With only 17 days remaining to Memorial Day weekend, East Hampton Town’s Ordinance Enforcement and Animal Control Departments are both short-staffed, Patrick Gunn, the town’s public safety division administrator and an assistant town attorney, told the town board on Tuesday.
Four full-time officers and one part-timer are assigned to code enforcement. A senior ordinance enforcement officer — “probably the most productive one,” Mr. Gunn told the board — was injured while fighting last month’s wildfire, and could be out of work indefinitely.
And, he said, an animal control officer will begin a maternity leave soon, leaving just one officer remaining in that department. With a smaller staff, said Mr. Gunn, “The same level of service isn’t possible.”
“We’re working at full capacity all the time,” he said.” I’m telling you, last summer’s numbers are not sustainable.” Summers bring more code violations and a heavier workload.
The division’s budget does not contain extra money for new hires, Mr. Gunn said. “I’m not asking you for anything specific,” he told the board. “I’m just telling you what the facts are. I’m just asking you to evaluate the situation and decide what you want to do.” To replace the two employees who will be out over the summer would cost about $22,000, he said, or possibly less.
His presentation sparked a contentious discussion among board members.
“I’m not convinced of the shortcomings,” said Supervisor Bill Wilkinson. “You don’t issue 680 code enforcement violations through stealth code enforcement officers,” he added, referring to the number of summonses racked up against the Surf Lodge in Montauk last year. “There’s real stuff going on.”
“I’ve heard repeatedly from the business community, from the residents, that they need more code enforcement,” said Councilman Peter Van Scoyoc.
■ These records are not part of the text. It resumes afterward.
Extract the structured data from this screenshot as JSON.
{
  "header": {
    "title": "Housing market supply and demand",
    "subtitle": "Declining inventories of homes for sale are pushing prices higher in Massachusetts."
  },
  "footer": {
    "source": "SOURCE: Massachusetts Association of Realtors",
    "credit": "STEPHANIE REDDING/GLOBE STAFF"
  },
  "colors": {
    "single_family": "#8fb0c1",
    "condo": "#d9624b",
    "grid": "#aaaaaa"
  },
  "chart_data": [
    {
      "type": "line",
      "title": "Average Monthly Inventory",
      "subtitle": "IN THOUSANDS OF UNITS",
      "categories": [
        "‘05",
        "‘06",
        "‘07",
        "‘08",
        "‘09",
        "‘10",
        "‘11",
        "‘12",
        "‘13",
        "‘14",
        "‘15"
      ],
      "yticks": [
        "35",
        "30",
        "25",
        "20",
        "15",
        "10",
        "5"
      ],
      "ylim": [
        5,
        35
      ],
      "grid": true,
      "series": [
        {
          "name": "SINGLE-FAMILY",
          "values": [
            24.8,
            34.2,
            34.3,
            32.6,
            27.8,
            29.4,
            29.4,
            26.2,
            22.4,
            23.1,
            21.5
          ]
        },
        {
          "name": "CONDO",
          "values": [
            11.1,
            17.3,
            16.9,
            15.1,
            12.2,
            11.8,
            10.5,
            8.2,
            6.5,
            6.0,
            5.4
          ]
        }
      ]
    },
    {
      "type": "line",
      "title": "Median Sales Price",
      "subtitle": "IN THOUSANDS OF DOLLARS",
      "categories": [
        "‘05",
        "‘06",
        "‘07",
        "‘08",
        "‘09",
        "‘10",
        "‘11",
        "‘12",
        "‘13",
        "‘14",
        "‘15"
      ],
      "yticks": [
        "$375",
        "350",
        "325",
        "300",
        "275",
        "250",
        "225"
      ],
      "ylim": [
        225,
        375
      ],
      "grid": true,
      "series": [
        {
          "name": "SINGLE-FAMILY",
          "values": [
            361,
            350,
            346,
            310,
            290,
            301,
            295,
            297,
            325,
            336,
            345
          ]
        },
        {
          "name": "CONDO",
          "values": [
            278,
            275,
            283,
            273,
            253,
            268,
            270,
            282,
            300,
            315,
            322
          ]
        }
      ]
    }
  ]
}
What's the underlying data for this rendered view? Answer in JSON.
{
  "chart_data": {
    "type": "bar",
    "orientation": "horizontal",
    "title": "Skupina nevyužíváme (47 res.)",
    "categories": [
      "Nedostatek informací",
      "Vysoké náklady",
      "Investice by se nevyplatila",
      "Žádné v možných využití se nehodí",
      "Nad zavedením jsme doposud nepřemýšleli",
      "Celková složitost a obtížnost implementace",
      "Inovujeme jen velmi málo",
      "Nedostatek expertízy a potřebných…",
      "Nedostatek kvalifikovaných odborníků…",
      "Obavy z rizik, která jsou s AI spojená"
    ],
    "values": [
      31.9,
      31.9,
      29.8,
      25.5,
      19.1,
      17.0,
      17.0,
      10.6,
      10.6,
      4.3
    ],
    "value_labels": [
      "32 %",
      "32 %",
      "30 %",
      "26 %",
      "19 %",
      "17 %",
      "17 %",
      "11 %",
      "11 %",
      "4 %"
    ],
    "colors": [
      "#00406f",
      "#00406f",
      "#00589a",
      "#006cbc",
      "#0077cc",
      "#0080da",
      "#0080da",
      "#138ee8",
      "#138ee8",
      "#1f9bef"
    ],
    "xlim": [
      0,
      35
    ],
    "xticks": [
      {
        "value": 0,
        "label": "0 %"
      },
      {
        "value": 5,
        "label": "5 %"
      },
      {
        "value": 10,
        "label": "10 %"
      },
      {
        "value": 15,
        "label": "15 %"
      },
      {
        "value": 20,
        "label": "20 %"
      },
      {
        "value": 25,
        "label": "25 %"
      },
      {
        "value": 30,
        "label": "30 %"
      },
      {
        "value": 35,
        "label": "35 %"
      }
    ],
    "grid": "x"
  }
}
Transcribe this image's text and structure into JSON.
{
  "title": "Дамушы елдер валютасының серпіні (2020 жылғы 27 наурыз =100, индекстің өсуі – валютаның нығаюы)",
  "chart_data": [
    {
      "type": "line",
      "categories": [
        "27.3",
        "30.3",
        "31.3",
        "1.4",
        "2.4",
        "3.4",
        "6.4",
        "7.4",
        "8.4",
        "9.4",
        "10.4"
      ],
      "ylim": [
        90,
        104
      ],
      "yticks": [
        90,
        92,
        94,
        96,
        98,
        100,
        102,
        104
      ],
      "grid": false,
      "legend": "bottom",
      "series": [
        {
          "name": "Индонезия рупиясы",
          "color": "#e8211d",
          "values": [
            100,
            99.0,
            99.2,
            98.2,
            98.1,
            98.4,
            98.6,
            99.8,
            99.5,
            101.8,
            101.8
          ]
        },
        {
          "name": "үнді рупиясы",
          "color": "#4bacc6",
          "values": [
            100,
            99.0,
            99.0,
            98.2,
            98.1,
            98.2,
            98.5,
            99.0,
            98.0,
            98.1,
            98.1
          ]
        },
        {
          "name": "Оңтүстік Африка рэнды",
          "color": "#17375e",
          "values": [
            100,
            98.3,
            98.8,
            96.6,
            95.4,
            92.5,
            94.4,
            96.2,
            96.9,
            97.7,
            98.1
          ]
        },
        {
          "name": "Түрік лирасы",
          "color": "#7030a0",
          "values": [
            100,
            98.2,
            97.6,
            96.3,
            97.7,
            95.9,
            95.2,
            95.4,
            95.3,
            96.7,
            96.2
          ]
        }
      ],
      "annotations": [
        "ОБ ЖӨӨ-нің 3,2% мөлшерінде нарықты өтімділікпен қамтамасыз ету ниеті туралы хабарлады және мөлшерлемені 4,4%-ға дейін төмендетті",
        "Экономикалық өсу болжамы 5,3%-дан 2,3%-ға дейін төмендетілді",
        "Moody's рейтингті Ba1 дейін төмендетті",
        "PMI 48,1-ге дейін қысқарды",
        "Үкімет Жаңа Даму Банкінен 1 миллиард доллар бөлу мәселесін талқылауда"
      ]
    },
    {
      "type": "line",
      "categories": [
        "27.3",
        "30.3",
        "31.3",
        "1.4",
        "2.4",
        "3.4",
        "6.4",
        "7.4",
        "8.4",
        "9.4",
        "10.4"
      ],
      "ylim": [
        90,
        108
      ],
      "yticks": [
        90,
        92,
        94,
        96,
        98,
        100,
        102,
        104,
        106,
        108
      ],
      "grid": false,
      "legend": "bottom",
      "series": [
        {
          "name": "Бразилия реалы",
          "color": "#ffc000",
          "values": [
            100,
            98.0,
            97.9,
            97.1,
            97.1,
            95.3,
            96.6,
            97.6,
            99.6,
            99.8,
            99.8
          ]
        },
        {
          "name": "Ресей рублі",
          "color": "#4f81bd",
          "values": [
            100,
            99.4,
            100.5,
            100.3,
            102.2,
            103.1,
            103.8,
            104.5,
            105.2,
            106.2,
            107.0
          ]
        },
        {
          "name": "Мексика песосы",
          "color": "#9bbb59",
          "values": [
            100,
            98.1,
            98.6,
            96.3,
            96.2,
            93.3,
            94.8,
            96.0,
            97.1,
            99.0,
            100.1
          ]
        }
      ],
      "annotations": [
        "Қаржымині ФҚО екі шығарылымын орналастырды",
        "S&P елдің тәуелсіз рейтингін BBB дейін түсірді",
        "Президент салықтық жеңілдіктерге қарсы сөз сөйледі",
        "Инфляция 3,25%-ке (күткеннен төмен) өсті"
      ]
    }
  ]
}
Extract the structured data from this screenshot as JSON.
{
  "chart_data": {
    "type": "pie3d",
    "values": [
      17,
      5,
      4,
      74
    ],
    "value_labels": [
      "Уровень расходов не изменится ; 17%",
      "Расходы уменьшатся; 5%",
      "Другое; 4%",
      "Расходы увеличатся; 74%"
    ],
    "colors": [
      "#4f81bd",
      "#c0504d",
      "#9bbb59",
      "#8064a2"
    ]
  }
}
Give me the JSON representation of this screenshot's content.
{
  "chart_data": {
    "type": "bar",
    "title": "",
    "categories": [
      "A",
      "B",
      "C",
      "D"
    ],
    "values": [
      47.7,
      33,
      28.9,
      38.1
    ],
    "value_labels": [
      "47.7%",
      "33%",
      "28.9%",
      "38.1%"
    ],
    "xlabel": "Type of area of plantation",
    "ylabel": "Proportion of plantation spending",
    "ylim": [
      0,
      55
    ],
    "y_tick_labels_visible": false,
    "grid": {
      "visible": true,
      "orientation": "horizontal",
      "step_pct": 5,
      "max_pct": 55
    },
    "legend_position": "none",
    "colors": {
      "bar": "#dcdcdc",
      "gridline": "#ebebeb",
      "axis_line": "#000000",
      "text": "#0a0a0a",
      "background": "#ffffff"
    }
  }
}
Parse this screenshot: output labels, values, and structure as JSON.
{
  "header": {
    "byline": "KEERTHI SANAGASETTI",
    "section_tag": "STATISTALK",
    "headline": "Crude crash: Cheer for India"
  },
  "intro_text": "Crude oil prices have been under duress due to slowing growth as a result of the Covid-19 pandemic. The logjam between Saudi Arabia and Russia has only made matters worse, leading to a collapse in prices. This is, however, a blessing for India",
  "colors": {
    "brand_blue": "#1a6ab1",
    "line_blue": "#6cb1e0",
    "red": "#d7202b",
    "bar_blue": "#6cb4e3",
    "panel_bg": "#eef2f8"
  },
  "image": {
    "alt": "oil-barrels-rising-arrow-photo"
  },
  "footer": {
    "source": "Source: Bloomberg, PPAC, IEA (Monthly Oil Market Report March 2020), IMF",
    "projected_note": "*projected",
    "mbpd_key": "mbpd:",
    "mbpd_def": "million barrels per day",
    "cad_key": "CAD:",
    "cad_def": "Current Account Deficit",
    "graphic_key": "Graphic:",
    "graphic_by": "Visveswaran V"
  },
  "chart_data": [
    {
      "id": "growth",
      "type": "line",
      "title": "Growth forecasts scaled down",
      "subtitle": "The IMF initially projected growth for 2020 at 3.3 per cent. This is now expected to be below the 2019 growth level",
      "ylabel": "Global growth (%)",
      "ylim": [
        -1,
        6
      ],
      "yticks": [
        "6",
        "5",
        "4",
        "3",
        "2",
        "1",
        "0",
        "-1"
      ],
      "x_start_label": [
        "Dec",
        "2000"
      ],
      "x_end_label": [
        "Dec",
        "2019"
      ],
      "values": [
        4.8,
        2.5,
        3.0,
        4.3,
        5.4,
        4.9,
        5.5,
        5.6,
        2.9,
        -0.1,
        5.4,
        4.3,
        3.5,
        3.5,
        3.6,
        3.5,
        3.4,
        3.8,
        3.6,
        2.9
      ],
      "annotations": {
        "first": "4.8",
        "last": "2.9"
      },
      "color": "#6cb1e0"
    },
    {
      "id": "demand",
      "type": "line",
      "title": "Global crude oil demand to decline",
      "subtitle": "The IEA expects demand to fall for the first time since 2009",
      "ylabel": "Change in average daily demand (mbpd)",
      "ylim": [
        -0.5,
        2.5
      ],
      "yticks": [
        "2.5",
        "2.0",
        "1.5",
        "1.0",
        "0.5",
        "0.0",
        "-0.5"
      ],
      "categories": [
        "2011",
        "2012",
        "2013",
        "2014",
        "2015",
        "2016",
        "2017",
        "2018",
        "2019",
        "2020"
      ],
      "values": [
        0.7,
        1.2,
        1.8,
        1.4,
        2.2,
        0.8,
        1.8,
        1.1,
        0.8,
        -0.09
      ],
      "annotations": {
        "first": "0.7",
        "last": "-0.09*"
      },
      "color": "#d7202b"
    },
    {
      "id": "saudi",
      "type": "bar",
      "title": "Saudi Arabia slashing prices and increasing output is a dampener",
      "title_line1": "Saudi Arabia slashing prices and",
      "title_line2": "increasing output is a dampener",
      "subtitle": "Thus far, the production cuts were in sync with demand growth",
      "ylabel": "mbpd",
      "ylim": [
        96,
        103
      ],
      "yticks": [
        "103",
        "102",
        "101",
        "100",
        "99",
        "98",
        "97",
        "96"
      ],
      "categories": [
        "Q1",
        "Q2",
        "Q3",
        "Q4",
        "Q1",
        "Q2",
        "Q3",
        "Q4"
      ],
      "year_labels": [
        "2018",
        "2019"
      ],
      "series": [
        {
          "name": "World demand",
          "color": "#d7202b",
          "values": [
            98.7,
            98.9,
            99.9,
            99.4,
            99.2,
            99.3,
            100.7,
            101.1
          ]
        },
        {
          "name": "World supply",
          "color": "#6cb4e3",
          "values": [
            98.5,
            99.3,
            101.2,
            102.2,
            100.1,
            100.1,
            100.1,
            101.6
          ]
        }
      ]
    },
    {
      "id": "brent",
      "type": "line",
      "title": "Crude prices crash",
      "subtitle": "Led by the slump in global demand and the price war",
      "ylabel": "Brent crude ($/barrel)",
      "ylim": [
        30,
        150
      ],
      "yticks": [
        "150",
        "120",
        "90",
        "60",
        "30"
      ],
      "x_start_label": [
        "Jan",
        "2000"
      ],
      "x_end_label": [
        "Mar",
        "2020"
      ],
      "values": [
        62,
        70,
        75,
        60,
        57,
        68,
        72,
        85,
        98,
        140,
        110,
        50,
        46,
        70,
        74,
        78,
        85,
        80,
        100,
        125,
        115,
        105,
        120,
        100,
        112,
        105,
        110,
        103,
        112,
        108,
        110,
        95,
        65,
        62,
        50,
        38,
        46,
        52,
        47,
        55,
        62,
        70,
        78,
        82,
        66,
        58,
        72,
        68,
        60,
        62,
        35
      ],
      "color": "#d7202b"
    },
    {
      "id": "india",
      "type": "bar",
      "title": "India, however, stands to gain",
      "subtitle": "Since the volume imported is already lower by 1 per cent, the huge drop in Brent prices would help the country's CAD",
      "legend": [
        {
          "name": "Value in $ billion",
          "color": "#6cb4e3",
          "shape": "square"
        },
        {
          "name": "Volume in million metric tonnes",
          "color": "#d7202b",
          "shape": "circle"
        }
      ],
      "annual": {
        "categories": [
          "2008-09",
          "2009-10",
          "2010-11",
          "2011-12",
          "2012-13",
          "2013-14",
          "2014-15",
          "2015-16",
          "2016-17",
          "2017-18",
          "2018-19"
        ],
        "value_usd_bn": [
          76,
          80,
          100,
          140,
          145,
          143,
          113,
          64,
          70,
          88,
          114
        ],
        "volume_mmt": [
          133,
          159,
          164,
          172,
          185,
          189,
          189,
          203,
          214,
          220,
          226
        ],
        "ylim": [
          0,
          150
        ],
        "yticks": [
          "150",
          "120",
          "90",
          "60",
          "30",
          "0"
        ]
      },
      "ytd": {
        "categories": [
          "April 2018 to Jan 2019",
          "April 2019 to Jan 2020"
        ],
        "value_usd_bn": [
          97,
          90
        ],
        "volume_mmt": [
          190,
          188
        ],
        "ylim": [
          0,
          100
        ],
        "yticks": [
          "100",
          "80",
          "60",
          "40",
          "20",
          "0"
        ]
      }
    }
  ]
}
Councilwoman Sylvia Overby agreed, saying she would vote to provide enough resources to code enforcement so that all the bases could be covered and nothing “overlooked.”
Councilwoman Theresa Quigley took umbrage at that comment. Ms. Overby said she had not meant to imply any complaint about the Code Enforcement Department. Code enforcement is key to the “quality of life” issues residents are most concerned about, she said.
But, Ms. Quigley said, “I’m entitled to hear and to understand implications.” “We’re not overlooking anything. . . .” Mr. Gunn said. “Can we cover everything in the entire code? No.”
“Yes, I’m sure that we can do better, but certainly we’ve taken it and moved it from a completely chaotic, unfocused department to something I’m proud of,” said Ms. Quigley. “There are a million laws that can be violated. The question comes down to, what is the priority? Do we want to have 100 code enforcement officers? I don’t think so.”
“I have no problem finding another code enforcement officer,” Ms. Overby told Mr. Gunn. “Whether it’s part-time or not.”
Ms. Quigley continued, warning that her comments were “going to be inflammatory. But I don’t care,” she said. “What the heck, and I say what the heck because everything I say is inflammatory.”
The Code Enforcement Department, Ms. Quigley said, is “overburdened by obstructionist activity that doesn’t allow them to focus on their job, and if they could focus on their job without being constantly harassed, then they could get a lot more done.”
“I will manage whatever resources you give me to the best of my ability,” Mr. Gunn said. Councilman Dominick Stanzione and Mr. Van Scoyoc both praised his department’s achievements. “I want to continue to give you the resources to continually improve the scope of what you’re able to do,” said Mr. Van Scoyoc.
“Pat is one of the individuals that is managing performance, which has not been done in this town,” Mr. Wilkinson said.
Mr. Gunn’s report also raised the question of just what the board had meant to authorize regarding the hiring of a new part-time fire marshal. Dave Browne, the chief fire marshal, and Mr. Gunn had requested the addition to the department staff, which had been cut back, at a previous board meeting. Ms. Overby and Mr. Van Scoyoc said they believed the board had agreed to hire a year-round part-timer, which Mr. Gunn said was the request, but Ms. Quigley and Mr. Wilkinson said their intent was to hire someone for the summer season only.